MATISSE: IMAGINAÇÃO, EROTISMO E VISÃO DECORATIVA
Em 1949, o crítico da vanguarda norte-americana Clement Greenberg escreveu pela primeira vez sobre uma exposição do pintor francês Henry Matisse (1869-1954). “É uma agradável surpresa constatar que um homem de 80 anos ainda possa apresentar uma arte tão vigorosa e grandiosa. (…) Os antigos mestres ainda oferecem algumas surpresas maravilhosas a esse americano que não teve muitas oportunidades para visitar os museus europeus, mas nenhuma foi superior à proporcionada por esse primeiro contato, em Nova York, com a obra mais recente de Matisse.”

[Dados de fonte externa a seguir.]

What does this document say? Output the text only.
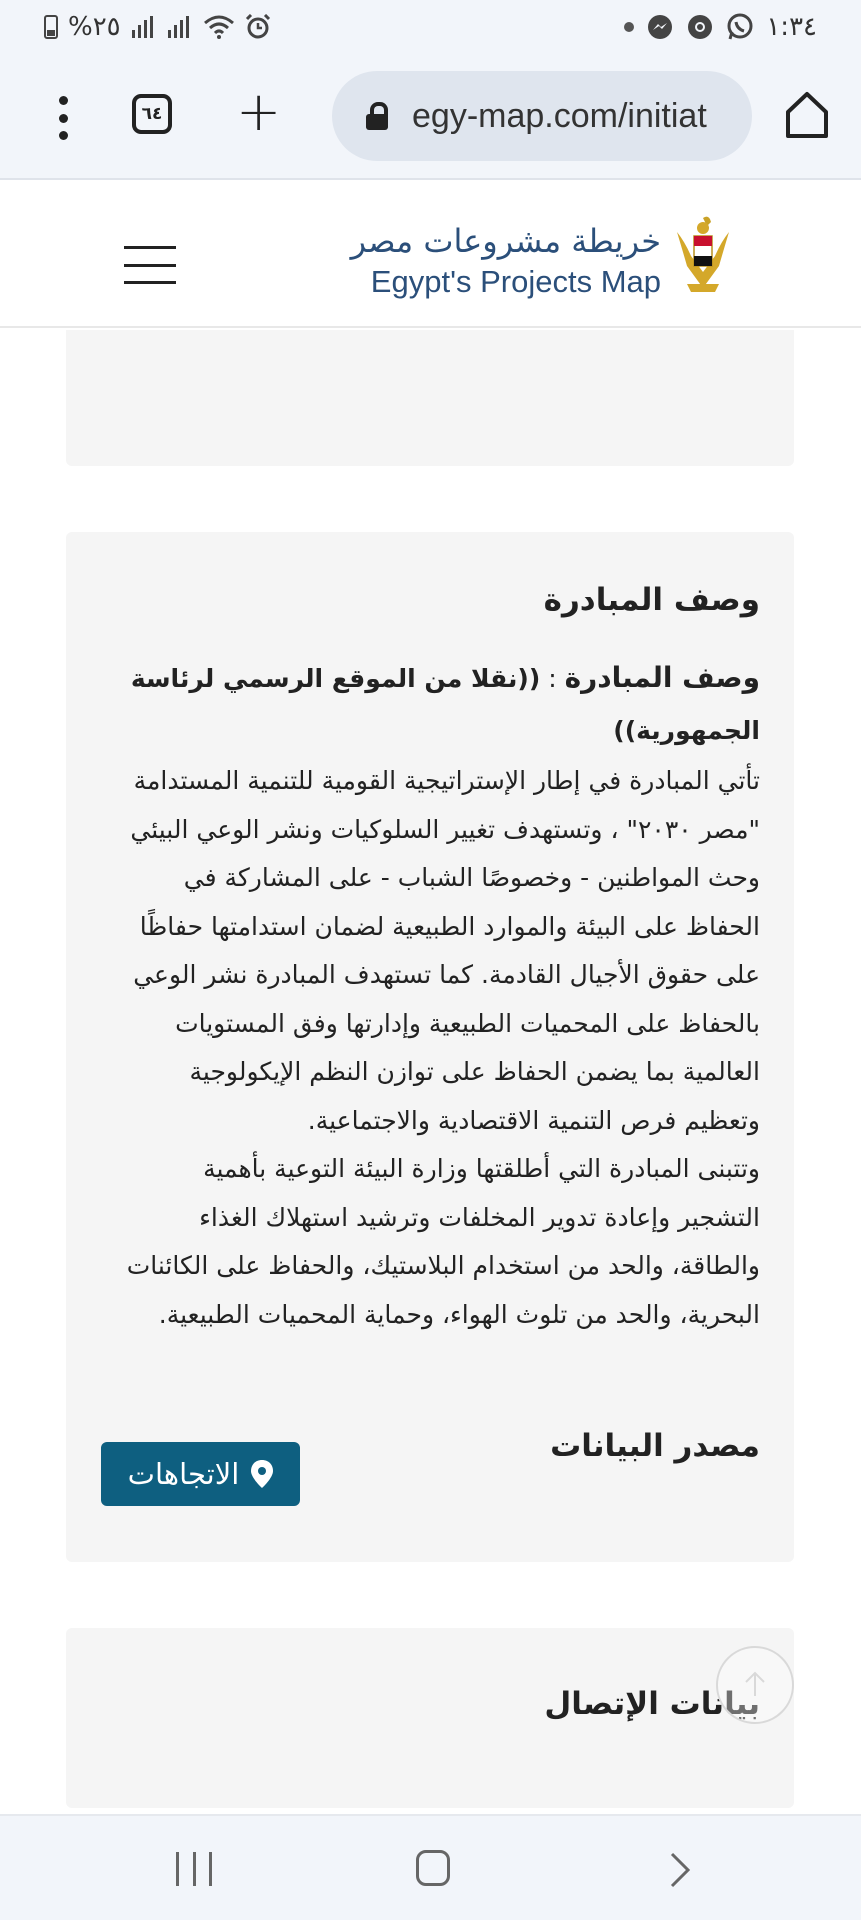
%٢٥	١:٣٤
٦٤ +	egy-map.com/initiat
خريطة مشروعات مصر
Egypt's Projects Map
وصف المبادرة
وصف المبادرة : ((نقلا من الموقع الرسمي لرئاسة الجمهورية))
تأتي المبادرة في إطار الإستراتيجية القومية للتنمية المستدامة
"مصر ٢٠٣٠" ، وتستهدف تغيير السلوكيات ونشر الوعي البيئي
وحث المواطنين - وخصوصًا الشباب - على المشاركة في
الحفاظ على البيئة والموارد الطبيعية لضمان استدامتها حفاظًا
على حقوق الأجيال القادمة. كما تستهدف المبادرة نشر الوعي
بالحفاظ على المحميات الطبيعية وإدارتها وفق المستويات
العالمية بما يضمن الحفاظ على توازن النظم الإيكولوجية
وتعظيم فرص التنمية الاقتصادية والاجتماعية.
وتتبنى المبادرة التي أطلقتها وزارة البيئة التوعية بأهمية
التشجير وإعادة تدوير المخلفات وترشيد استهلاك الغذاء
والطاقة، والحد من استخدام البلاستيك، والحفاظ على الكائنات
البحرية، والحد من تلوث الهواء، وحماية المحميات الطبيعية.
مصدر البيانات
الاتجاهات
بيانات الإتصال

Hoje, 60 anos depois, o artista que deu sentido à obra de arte moderna continua a causar impacto com sua produção, não só entre os visitantes de suas exposições como de todo o circuito artístico. Mesmo morto há 55 anos, Matisse é um dos artistas sobre os quais mais se escreveu até hoje. Uma das mais recentes contribuições para essa volumosa bibliografia é Matisse: imaginação, erotismo e visão decorativa (Cosac Naify, 262 páginas, R$ 79), organizado pela crítica paulistana Sonia Salzstein. A publicação reúne ensaios dos artistas Iole de Freitas e Paulo Pasta, dos críticos brasileiros Sonia Salzstein e Ronaldo Brito, além dos críticos estrangeiros Robert Kudielka, T. J. Clark e Yves-Alain Bois, ao lado de textos clássicos sobre o pintor, escritos entre as décadas de 1930 e 1950, quando Matisse já havia se consolidado publicamente. Alguns desses ensaios são publicados pela primeira vez em edição brasileira, enquanto outros foram produzidos especialmente para a coletânea.
Ao longo de mais de 260 páginas, o livro é uma tentativa bem-sucedida de atualização da discussão sobre a obra de um dos artistas mais influentes da história da arte, e uma das figuras centrais da cultura francesa de todos os tempos. O volume inclui um caderno especial de imagens, com reproduções coloridas das obras comentadas nos ensaios. Esse 14º volume da coleção Outros Critérios, organizada por Sonia Salzstein, é material privilegiado para a ampliação da leitura da obra de Matisse e para o reexame da tradição moderna.